Considering the smallness of the craft approach of the docks, it was not an easy way to follow, but the stable anti-per-flow tenor of the worlds (not to call nightmares) is not an obvious magnet for investment. The completion of the sanatorium took 19 years, most of the time in other projects (shorts, stage and opera design, advertising work).
“There was never money before, so we started in 2005. We made a pilot, we made some live action scenes-and then you connect to doing something else. Sometimes there was a four-year gap; we never gave up and we continued to do this when we had a clean running chance.”
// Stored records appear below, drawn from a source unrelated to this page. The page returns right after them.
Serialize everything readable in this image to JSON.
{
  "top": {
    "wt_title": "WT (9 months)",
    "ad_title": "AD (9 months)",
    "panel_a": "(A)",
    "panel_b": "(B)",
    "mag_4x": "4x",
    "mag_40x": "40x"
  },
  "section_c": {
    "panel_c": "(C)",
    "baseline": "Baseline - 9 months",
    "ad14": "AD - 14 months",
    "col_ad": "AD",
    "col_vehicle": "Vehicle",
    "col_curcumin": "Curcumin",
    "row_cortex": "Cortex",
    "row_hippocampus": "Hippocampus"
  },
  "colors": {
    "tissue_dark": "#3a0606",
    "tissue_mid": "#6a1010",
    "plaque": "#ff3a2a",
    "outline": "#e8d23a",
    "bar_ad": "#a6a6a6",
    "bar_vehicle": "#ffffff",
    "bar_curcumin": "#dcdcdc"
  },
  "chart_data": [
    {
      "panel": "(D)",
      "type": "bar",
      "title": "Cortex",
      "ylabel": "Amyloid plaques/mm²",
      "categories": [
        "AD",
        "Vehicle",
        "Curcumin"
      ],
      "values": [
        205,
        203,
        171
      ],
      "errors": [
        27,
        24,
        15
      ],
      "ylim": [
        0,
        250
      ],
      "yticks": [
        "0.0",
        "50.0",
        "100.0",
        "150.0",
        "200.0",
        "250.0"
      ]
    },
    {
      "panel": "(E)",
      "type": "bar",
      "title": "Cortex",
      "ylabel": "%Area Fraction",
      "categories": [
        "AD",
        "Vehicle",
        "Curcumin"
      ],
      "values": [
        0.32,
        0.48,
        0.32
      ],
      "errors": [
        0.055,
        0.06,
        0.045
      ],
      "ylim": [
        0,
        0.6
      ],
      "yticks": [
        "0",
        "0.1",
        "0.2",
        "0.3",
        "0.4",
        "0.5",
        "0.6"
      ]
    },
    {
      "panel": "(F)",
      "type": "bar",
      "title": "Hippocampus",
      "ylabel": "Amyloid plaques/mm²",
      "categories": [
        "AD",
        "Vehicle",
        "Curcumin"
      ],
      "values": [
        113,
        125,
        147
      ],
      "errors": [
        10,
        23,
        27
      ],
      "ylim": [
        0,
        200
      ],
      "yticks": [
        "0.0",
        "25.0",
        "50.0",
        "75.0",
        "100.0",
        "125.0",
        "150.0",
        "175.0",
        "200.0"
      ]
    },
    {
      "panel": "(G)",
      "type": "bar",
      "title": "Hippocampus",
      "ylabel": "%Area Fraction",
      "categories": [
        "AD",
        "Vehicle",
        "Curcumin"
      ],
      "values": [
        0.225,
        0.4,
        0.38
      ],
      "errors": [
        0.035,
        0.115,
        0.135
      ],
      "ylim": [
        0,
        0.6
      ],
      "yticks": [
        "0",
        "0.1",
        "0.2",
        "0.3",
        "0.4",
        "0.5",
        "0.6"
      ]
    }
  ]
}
Now, while firing in 4K, the docks protect an analog imagination, a stubborn ruins of the antique spirit in the face of hyper-modernity. Quays worlds and beings living in them are made of other objects and pieces: scissors, feathers, baby heads, detection of flea markets. Then there is a repeating landscape in the Sanatorium: “A little Holy The trains and mountains we found on Ebay are all coats. We got 20 kilos of mushrooms – you can only carved and put them and become a landscape. “
Traditional methods and values are folded – matte, importance, manipulation. “All quiet cinema, Quings, Quays says.
Dormitorium: Quay brothers’ movie decors The exhibition is at Swedenborg House, London until April 4 Kinoteka Poland Film Festival.
Sanatorium under the clock sign, BFI Film Production Fund, screens BFI IMAX with Question -Evap With the managers on March 26.